Keith Choate, MD, PhD, is a professor of dermatology, genetics and pathology at Yale School of Medicine and a medical dermatologist who treats patients with a variety of skin conditions, including skin cancer, severe acne, psoriasis, and other conditions upon referral by a dermatologist. His expertise in genetic skin disorders leads to referrals from across the country and around the world. Regarding the complex cases he sees, Dr. Choate says, “There's nothing better than solving a medical mystery, and it’s enormously gratifying to see patients get better.”
He reports that some patients have seen many other doctors before coming to Yale Medicine Dermatology, and that they are surprised to discover how things are done differently at Yale Medicine. As a physician-scientist, Dr. Choate and others in the department bring insights from scientific investigation and clinical trials to patient care. “At the end of the day, there's always an answer to complex skin problems if we are willing to work together toward finding a solution,” says Dr. Choate.
Dr. Choate is co-chief of dermatology at the Saint Raphael campus, director of research of the Yale Medicine Department of Dermatology, and an associate director of the Yale Medical Scientist Program. He reports that “having the opportunity to train the next generation of clinicians and physician-scientists who will shape medicine is an inspiring part of what I do.”
In his own research, Dr.

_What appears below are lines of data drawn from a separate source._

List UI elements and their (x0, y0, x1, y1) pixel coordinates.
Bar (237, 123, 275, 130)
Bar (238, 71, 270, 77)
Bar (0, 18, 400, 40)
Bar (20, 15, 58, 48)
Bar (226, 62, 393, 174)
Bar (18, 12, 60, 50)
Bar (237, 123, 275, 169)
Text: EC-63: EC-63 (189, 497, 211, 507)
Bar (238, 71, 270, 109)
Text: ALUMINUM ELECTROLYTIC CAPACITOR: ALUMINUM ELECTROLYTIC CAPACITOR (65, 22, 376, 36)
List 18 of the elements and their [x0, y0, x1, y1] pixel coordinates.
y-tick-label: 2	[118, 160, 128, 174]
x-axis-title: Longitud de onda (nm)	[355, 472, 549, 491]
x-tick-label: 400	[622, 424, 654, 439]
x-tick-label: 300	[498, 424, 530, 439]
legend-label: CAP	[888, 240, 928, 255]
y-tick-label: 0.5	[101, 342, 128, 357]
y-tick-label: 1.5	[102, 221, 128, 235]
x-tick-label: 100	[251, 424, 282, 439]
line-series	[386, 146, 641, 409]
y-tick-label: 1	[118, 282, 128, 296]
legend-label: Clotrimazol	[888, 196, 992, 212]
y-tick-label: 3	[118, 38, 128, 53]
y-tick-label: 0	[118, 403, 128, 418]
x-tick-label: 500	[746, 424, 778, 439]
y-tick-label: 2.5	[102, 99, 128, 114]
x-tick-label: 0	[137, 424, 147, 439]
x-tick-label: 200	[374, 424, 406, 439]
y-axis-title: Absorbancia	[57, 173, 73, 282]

Choate employs genetic tool and biologic investigation to find solutions for other genetic disorders such as ichthyosis, palmoplantar keratoderma and disorders appearing in patches or stripes on the skin. These include mosaic manifestations of acne, lichen planus, lupus and psoriasis.
To that end, Dr. Choate has recently published research on a group of severe, genetic skin conditions called ichthyosis, which cause dry, scaly or thickened skin. They affect about 200,000 people and can be disfiguring. In his new research, he and colleagues found a commonly used acne medication called isotretinoin (Accutane), counteracts the effects of the genetic mutations the disorder causes. “In two patients who’ve utilized it, the medication has cured the disease,” Dr. Choate says.
“Yale Medicine’s approach to patient care, disease-centered research, and education gives me a unique opportunity to make a difference in patients’ lives. This is why I come to work every day,” Dr. Choate says.